Evaluation of Georgia II Improving General Education Quality Project
Georgia: Impact Evaluation of the General Education Project
Prepared for:
Millennium Challenge Corporation
- Rehabilitation of 91 schools delivered large improvements in classroom walls, ceilings, and floors; installed electrical lighting and central heating; improved classroom temperatures and air quality; upgraded sanitary facilities; and provided new science labs.
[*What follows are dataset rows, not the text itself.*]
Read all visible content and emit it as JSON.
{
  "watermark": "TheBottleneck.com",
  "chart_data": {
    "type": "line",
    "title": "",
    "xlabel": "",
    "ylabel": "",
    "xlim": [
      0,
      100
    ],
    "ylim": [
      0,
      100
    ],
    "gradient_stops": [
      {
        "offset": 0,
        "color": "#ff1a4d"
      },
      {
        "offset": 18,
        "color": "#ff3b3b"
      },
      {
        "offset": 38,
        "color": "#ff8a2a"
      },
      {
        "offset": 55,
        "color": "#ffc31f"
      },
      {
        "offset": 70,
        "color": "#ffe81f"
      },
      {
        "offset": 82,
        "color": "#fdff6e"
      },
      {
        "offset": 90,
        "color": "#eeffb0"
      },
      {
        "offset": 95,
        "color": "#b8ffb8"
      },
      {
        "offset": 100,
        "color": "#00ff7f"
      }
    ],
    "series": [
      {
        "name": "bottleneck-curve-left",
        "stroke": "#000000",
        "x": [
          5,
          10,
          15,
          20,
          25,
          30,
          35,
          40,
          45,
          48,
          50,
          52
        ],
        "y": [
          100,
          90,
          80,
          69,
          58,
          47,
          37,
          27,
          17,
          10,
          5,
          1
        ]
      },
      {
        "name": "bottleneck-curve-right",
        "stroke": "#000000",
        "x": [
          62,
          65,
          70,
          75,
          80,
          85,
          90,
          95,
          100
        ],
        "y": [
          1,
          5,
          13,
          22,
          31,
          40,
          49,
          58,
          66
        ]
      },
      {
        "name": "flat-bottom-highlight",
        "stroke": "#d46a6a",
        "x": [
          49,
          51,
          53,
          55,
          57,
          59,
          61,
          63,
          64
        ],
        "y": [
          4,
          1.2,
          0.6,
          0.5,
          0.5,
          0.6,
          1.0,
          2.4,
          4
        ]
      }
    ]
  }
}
- Teachers and students reported that these upgrades substantially improved comfort and safety at school and addressed multiple barriers to classroom learning. Impacts on learning outcomes were negative or close to zero for schools in their second follow-up year (in part due to school closures in response to COVID-19), but impacts became positive in schools that were in their third, fourth, or fifth follow-up year.
- Two years after an intensive teacher training sequence for STEM educators, nearly all teachers continued to report that they are confident or very confident in having enough knowledge to apply the student-centered instruction practices that were part of the project.
- Less qualified, practitioner-level teachers also reported large post-training improvements in their use of teaching practices related to students’ critical thinking and collaboration.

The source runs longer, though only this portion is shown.